My first week of simulated placement was a deep dive into wound care. I dove into the intricacies of managing patients with leg ulcers and the various types of wound dressing. A wound, as we know, is a disruption in the continuity of the epithelium. Understanding the normal physiological wound-healing process, which involves four stages—homeostasis, inflammation, proliferation, and remodelling—is crucial. This knowledge is particularly significant when dealing with chronic wounds, where the wound-healing mechanism is often impaired.
I learned the five ways of assessing wound care: wound assessment, wound cleansing, timely dressing change, selection of appropriate dressings, and antibiotic use. I knew pressure sores and leg ulcers were considered chronic wounds. They are slow-healing wounds with a likelihood of reoccurrence, and the pain that a patient feels may be severe and ongoing. The choice of dressing plays a significant role in reducing pain. Using the wrong dressing can cause discomfort when removing it. Therefore, the nurse needs to carefully assess before administering the dressing.
As a nurse, my role in promoting successful wound healing is pivotal. I must use a wound assessment tool to ensure accurate and consistent documentation, and regular reassessment of wounds is necessary to evaluate the effectiveness of the treatment. When conducting a wound assessment, I consider various factors such as the location, cause, tissue type, size, exudate, and the patient’s pain level. Selecting the most appropriate dressing for the wound is a critical decision, but it can be challenging due to the constant development of new dressings. I base my choice on the most current evidence available, and I must assess the wound for slough and necrosis, signs of infection, and malodor. Patient records should indicate the wound’s progress in healing, such as granulation and epithelial growth.
During my community placement, I had the opportunity to apply my theoretical knowledge in a practical setting. I visited a 60-year-old lady who had chronic leg ulcers on both legs. The district nursing team had been attending to her for several years. The lady had swollen legs and limited mobility and sat in a recliner chair, although the chair never reclined. I had visited her several times before, applied her dressings, and documented the procedures and dressings used in her district nursing records. On this occasion, the lady asked me not to apply the K-lite dressing and allowed another nurse to do it. She mentioned that the dressing I had used previously had become loose.

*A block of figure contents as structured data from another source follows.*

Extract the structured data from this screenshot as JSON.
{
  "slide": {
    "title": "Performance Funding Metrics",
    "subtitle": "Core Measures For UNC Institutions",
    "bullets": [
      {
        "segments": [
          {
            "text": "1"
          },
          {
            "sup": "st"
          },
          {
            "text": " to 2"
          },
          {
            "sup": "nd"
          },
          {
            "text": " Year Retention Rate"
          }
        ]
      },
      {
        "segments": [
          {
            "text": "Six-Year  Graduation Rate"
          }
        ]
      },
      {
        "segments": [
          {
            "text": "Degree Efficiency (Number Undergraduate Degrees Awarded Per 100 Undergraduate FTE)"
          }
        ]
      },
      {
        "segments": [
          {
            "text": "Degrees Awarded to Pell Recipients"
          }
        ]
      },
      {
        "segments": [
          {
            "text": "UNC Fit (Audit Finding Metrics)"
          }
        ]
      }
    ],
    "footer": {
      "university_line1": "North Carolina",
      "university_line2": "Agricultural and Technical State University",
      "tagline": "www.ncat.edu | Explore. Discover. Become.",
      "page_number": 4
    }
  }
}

I assessed the wounds and updated the notes to reflect their current size. Then, I washed and redressed the legs according to the care plan. The plan specified washing the legs and applying Aquall Ag Silver, which is used for highly exudating wounds. Atruman was applied, followed by Resorb, Comfiest Yellow, and K-soft layers. I then handed it over to the registered nurse (RN) to use the final layer. While she did that, I documented that the patient’s leg had been washed, redressed, and mapped according to the plan. I also noted a strikethrough on the dressing before removal and recorded the patient’s pain levels before and after the redressing.
Additionally, I pointed out in the patient’s records that the patient had been advised to elevate their legs when resting to aid healing. It shook my confidence when the patient preferred the registered nurse to handle the top layer. The patient had never made this request before and always asked for the dressings not to be wrapped too tight because it made her very uncomfortable. I reassured her that I didn’t wrap them as tight as she had requested and apologised for the falling dressings. I promised her I would ensure they were secure but tight enough in the future. When I left the patient’s house with the registered nurse, she explained that this patient did this to all new nurses and advised me not to worry about it.

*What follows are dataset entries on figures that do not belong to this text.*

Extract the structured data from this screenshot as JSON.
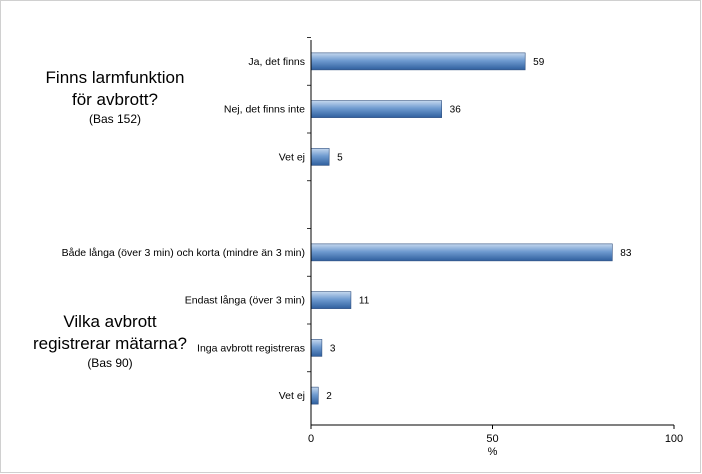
{
  "questions": [
    {
      "title_line1": "Finns larmfunktion",
      "title_line2": "för avbrott?",
      "base": "(Bas 152)"
    },
    {
      "title_line1": "Vilka avbrott",
      "title_line2": "registrerar mätarna?",
      "base": "(Bas 90)"
    }
  ],
  "chart_data": {
    "type": "bar",
    "orientation": "horizontal",
    "categories": [
      "Ja, det finns",
      "Nej, det finns inte",
      "Vet ej",
      "",
      "Både långa (över 3 min) och korta (mindre än 3 min)",
      "Endast långa (över 3 min)",
      "Inga avbrott registreras",
      "Vet ej"
    ],
    "values": [
      59,
      36,
      5,
      null,
      83,
      11,
      3,
      2
    ],
    "data_labels": [
      "59",
      "36",
      "5",
      "",
      "83",
      "11",
      "3",
      "2"
    ],
    "xlabel": "%",
    "xlim": [
      0,
      100
    ],
    "xticks": [
      0,
      50,
      100
    ],
    "xtick_labels": [
      "0",
      "50",
      "100"
    ],
    "grid": false,
    "bar_color": "#4f81bd"
  }
}
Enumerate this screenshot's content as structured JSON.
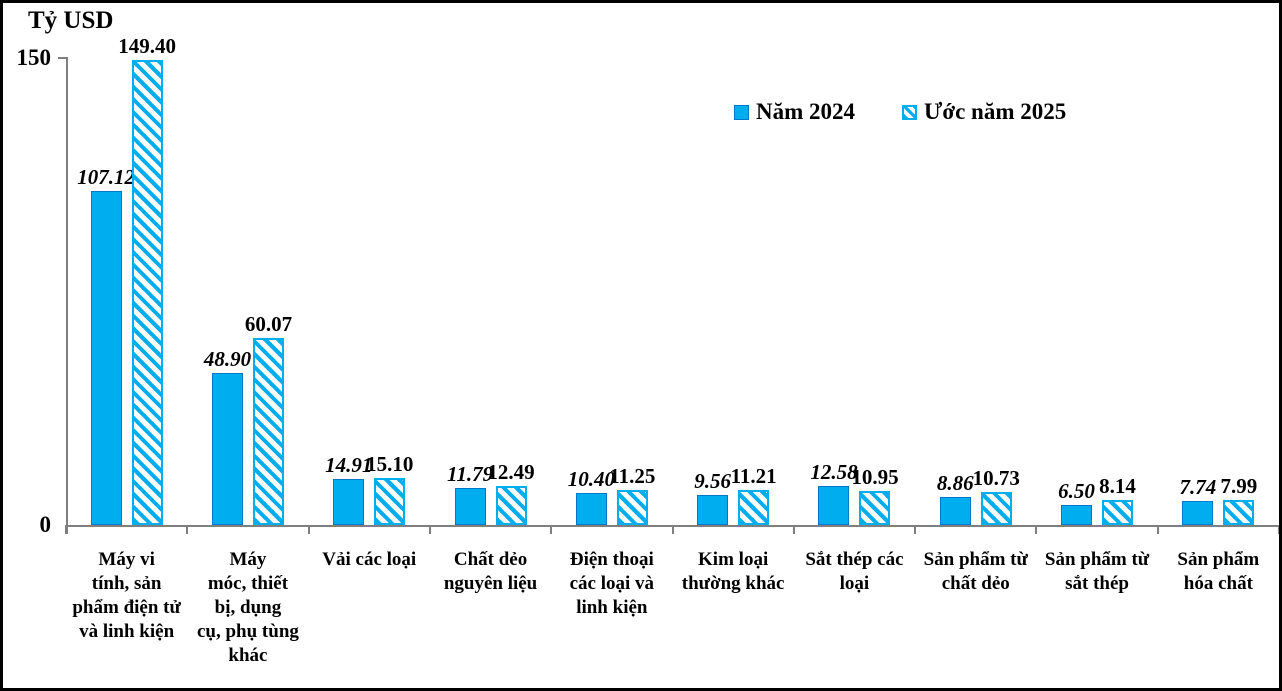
{
  "chart": {
    "title": "Tỷ USD",
    "y_axis_ticks": {
      "max_label": "150",
      "zero_label": "0"
    },
    "legend": [
      {
        "label": "Năm 2024",
        "style": "solid"
      },
      {
        "label": "Ước năm 2025",
        "style": "hatched"
      }
    ],
    "colors": {
      "bar_fill": "#00AEEF",
      "bar_border": "#0077C8",
      "axis": "#7F7F7F",
      "text": "#000000"
    }
  },
  "chart_data": {
    "type": "bar",
    "title": "Tỷ USD",
    "unit": "Tỷ USD",
    "categories": [
      "Máy vi\ntính, sản\nphẩm điện tử\nvà linh kiện",
      "Máy\nmóc, thiết\nbị, dụng\ncụ, phụ tùng\nkhác",
      "Vải các loại",
      "Chất dẻo\nnguyên liệu",
      "Điện thoại\ncác loại và\nlinh kiện",
      "Kim loại\nthường khác",
      "Sắt thép các\nloại",
      "Sản phẩm từ\nchất dẻo",
      "Sản phẩm từ\nsắt thép",
      "Sản phẩm\nhóa chất"
    ],
    "series": [
      {
        "name": "Năm 2024",
        "pattern": "solid",
        "values": [
          107.12,
          48.9,
          14.91,
          11.79,
          10.4,
          9.56,
          12.58,
          8.86,
          6.5,
          7.74
        ]
      },
      {
        "name": "Ước năm 2025",
        "pattern": "hatched-diagonal",
        "values": [
          149.4,
          60.07,
          15.1,
          12.49,
          11.25,
          11.21,
          10.95,
          10.73,
          8.14,
          7.99
        ]
      }
    ],
    "value_label_format": "2-decimals",
    "value_label_styles": [
      "bold-italic",
      "bold"
    ],
    "ylim": [
      0,
      150
    ],
    "y_ticks_shown": [
      0,
      150
    ],
    "grid": false,
    "legend_position": "top-center-right"
  }
}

The ideal wound dressing should meet the treatment objective and protect the wound from further injury. It should be a moist wound healing dressing that manages excess exudates, prevents the wound from maceration and further breakdown, and ensures the prevention of the exit and entry of organisms. Additionally, it should cause minimal trauma upon removal and be cost-effective. A crucial factor in wound dressings is to ensure that dressings have maximum exposure to the wound bed. This can be achieved using a dressing that decreases the voids and spaces where bacteria can thrive.